Because that’s what I do when I am between 18 and 50 and feeling unhappy and as if I have no choices (which is not true). I don’t abuse alcohol. I abuse junk food. (This is why I am not a size 4 despite all my exercising.)

And I fully expect that by the time I am over 50 I will have figured this shit out.

I’m a stay-at-home-mom this week.

This picture sums it up pretty well, because what Pitter does, Patter must follow. And vice versa.

Is someone pulling their pants down? Let’s make it a party. Is someone screaming high C? Let’s all do it! Did someone spill yogurt on the rug? Let’s toss our own cup down in solidarity!

The kids are on some sort of school break that we could have avoided with “wrap around care” for a $220 payment on top of what we pay monthly for Montessori.

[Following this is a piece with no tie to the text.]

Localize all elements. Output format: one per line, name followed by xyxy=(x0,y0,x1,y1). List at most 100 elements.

That’s pretty steep for two and a half days of childcare (since Monday was a holiday). And god help me, I think there’s another week “off” at the end of the month, too. We may cough it up for that one.

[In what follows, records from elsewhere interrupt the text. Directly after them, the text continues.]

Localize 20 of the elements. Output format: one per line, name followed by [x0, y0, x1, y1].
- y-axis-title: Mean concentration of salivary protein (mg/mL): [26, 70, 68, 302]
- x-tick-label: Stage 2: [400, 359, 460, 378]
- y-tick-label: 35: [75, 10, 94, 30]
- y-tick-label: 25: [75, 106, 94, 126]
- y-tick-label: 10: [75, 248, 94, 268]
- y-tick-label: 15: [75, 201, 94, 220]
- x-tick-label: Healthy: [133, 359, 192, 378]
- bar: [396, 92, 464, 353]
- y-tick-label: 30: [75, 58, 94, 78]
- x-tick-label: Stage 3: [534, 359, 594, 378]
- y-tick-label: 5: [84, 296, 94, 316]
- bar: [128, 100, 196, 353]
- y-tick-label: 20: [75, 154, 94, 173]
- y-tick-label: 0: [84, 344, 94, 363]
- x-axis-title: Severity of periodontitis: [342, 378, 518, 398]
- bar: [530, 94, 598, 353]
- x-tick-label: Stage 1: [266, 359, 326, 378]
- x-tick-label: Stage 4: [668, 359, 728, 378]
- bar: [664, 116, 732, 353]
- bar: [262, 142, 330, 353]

So this week, every day, I scrape poop off of Hulk underwear, lecture about the evils of spitting, and allow way too many viewings of a Winnie the Pooh DVD on loan from the library than is probably wise. Man, I enjoy paying other people to do the heavy lifting for a few days a week.

We have great adventures too: The Children’s Museum, Trader Joe’s, the Library, the local playgrounds, the Splash Parks. But sometimes we have to leave early because there is too much hitting or teasing or shrieking or too many bad words uttered. And I drag them away, feeling humiliated and dejected. How many hours until bed time? What will we do if we don’t stay here?

Whenever I take vacation days from work and spend long stretches of time with the boys by myself I fall back into awe at the parents who do not have office escapes like mine. But then I see mothers at the playground with friends and they seem like they have a groove going on that I cannot find. They apparently have weekly plans and schedules and get-togethers that we part-timers don’t “need” in the same way. I don’t think I could handle such a life without the aid of the subject in a certain Rolling Stones song, but I am slightly jealous of the close friendships these women seem to have. It’s hard to foster close bonds with people you like whose children are around the same age when you can’t hang out all Thursday morning at the park.

Anyway.

Pitter sprinkles the days with “I love you Mommy. I love you” and Patter wants to snuggle and play with my hair a lot of the time. They know how to turn on the charm betwixt the Mommy Monster moments. It’s how we survive, I guess. And when I say survive, I mean as a species. Because these children of mine cannot be the only ones who have their mother walking a fine line of sanity/insanity on such fine early summer days.